Credit Suisse Investors Seek Special Audit of Greensill Debacle

Credit Suisse Group AG shareholders proposed a special audit over the collapse of a group of supply chain finance funds it ran with now-defunct Greensill Capital, after the bank refused to publish an internal report on the matter.

The lender urged shareholders to vote against the proposal at the annual general meeting next month, saying it could complicate efforts to recover investor money that remains locked up more than a year after it was frozen. The audit is being proposed by the Ethos Foundation and seven Swiss pension funds.
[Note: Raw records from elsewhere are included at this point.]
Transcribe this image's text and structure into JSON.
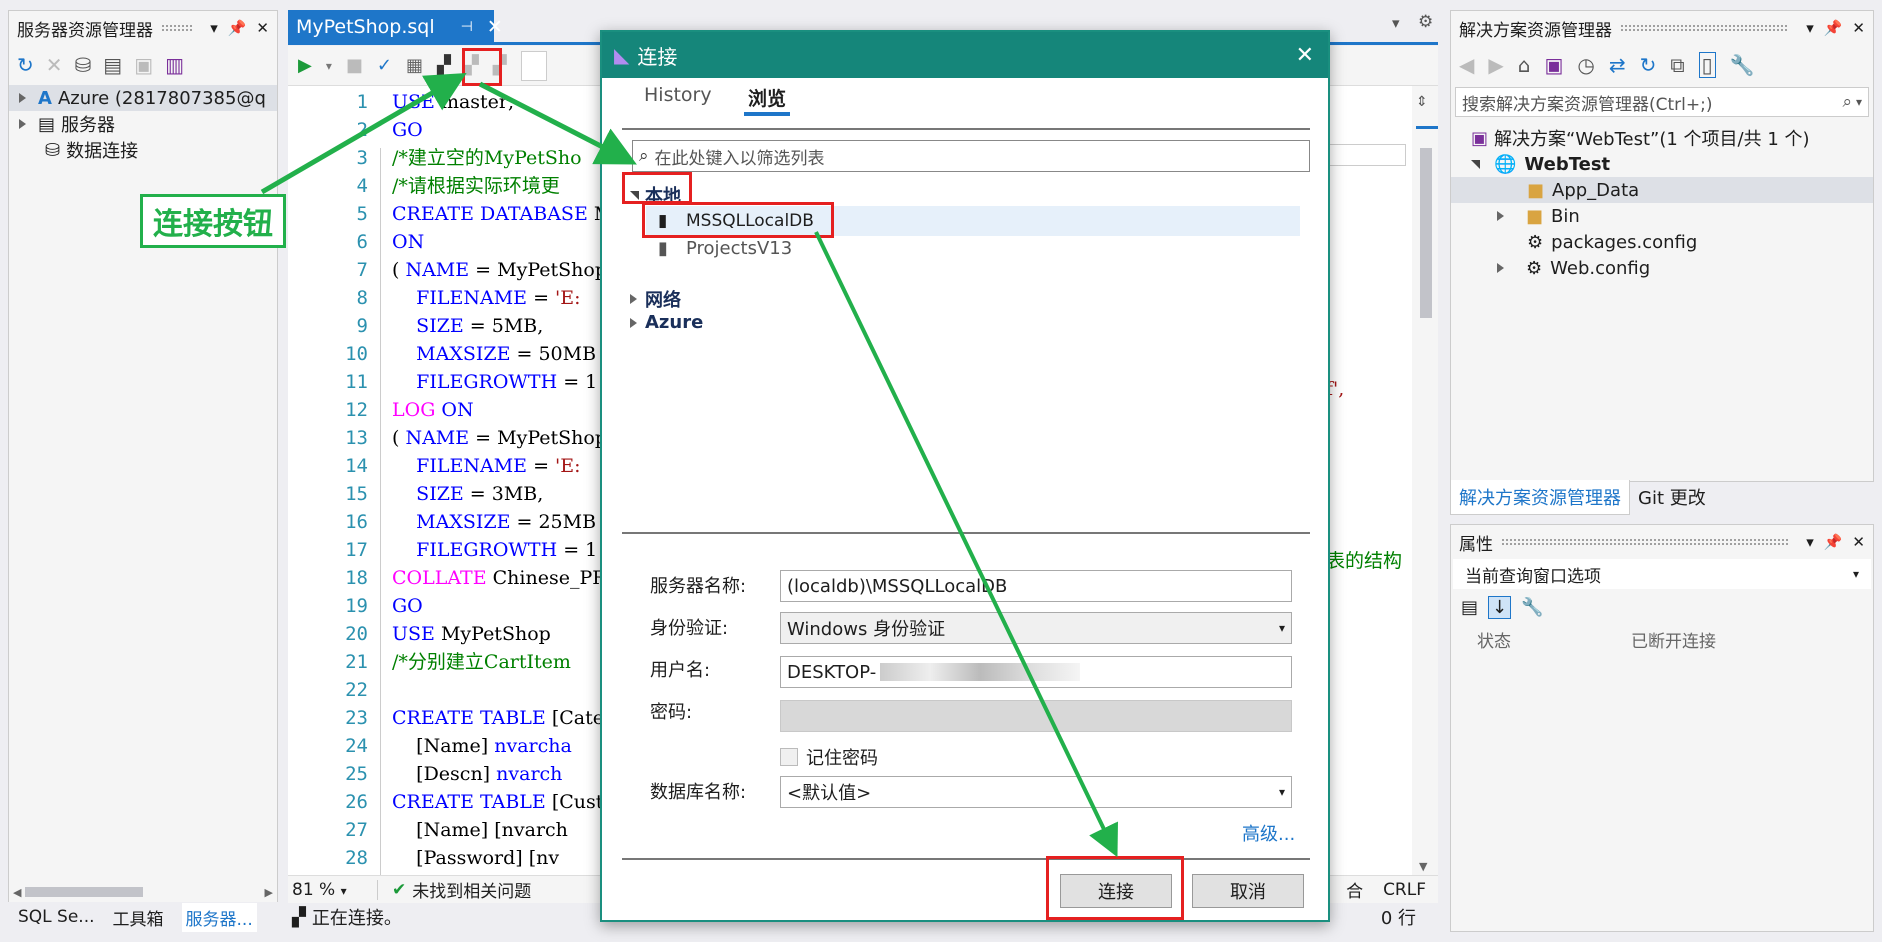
{
  "left_panel": {
    "title": "服务器资源管理器",
    "tree": [
      {
        "label": "Azure (2817807385@q"
      },
      {
        "label": "服务器"
      },
      {
        "label": "数据连接"
      }
    ],
    "bottom_tabs": [
      "SQL Se...",
      "工具箱",
      "服务器..."
    ]
  },
  "editor": {
    "tab_title": "MyPetShop.sql",
    "zoom": "81 %",
    "issues": "未找到相关问题",
    "encoding_tail": "合",
    "line_ending": "CRLF",
    "status": "正在连接。",
    "row_info": "0 行",
    "line_numbers": [
      "1",
      "2",
      "3",
      "4",
      "5",
      "6",
      "7",
      "8",
      "9",
      "10",
      "11",
      "12",
      "13",
      "14",
      "15",
      "16",
      "17",
      "18",
      "19",
      "20",
      "21",
      "22",
      "23",
      "24",
      "25",
      "26",
      "27",
      "28"
    ],
    "right_fragments": {
      "l14": "f',",
      "l21": "表的结构"
    }
  },
  "annotation": {
    "label": "连接按钮"
  },
  "right_panel": {
    "title": "解决方案资源管理器",
    "search_placeholder": "搜索解决方案资源管理器(Ctrl+;)",
    "tree": [
      {
        "label": "解决方案“WebTest”(1 个项目/共 1 个)"
      },
      {
        "label": "WebTest"
      },
      {
        "label": "App_Data"
      },
      {
        "label": "Bin"
      },
      {
        "label": "packages.config"
      },
      {
        "label": "Web.config"
      }
    ],
    "tabs": [
      "解决方案资源管理器",
      "Git 更改"
    ]
  },
  "properties": {
    "title": "属性",
    "selector": "当前查询窗口选项",
    "row_name": "状态",
    "row_value": "已断开连接"
  },
  "dialog": {
    "title": "连接",
    "tabs": [
      "History",
      "浏览"
    ],
    "filter_placeholder": "在此处键入以筛选列表",
    "local_group": "本地",
    "local_items": [
      "MSSQLLocalDB",
      "ProjectsV13"
    ],
    "groups": [
      "网络",
      "Azure"
    ],
    "server_label": "服务器名称:",
    "server_value": "(localdb)\\MSSQLLocalDB",
    "auth_label": "身份验证:",
    "auth_value": "Windows 身份验证",
    "user_label": "用户名:",
    "user_value": "DESKTOP-",
    "password_label": "密码:",
    "remember_label": "记住密码",
    "db_label": "数据库名称:",
    "db_value": "<默认值>",
    "advanced": "高级...",
    "connect": "连接",
    "cancel": "取消"
  }
}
Credit Suisse had initially hoped to present key findings last year from an internal report into the collapse of the $10 billion group of investment funds, but later decided it won’t publish it for fear of hurting recovery efforts. The Greensill scandal, along with losses from the collapse of Archegos Capital Management, dealt Credit Suisse its worst year since the financial crisis and prompted a management and board shakeup.

“We believe that shareholders are entitled to know the main conclusions of this investigation as well as the measures that have been or will be taken to prevent such cases to repeat in the future,” said Vincent Kaufmann, chief executive officer of Ethos, in a statement. “We also believe that this information is essential to exercise our rights as shareholders at the next general meeting.”

Credit Suisse excluded the Greensill matter from a vote of discharge for the past two years, meaning top management won’t be off the hook for their responsibility in the matter for the time being, according to the agenda for the April 29 meeting, published late Wednesday.

The lender earlier this month announced that Vice Chairman Severin Schwan won’t stand for reelection to the board, along with two other members. Schwan, who is also chief executive officer of Swiss pharmaceutical giant Roche Holding AG, had come under criticism that his dual mandates don’t leave him enough time to fulfill his duties at the lender.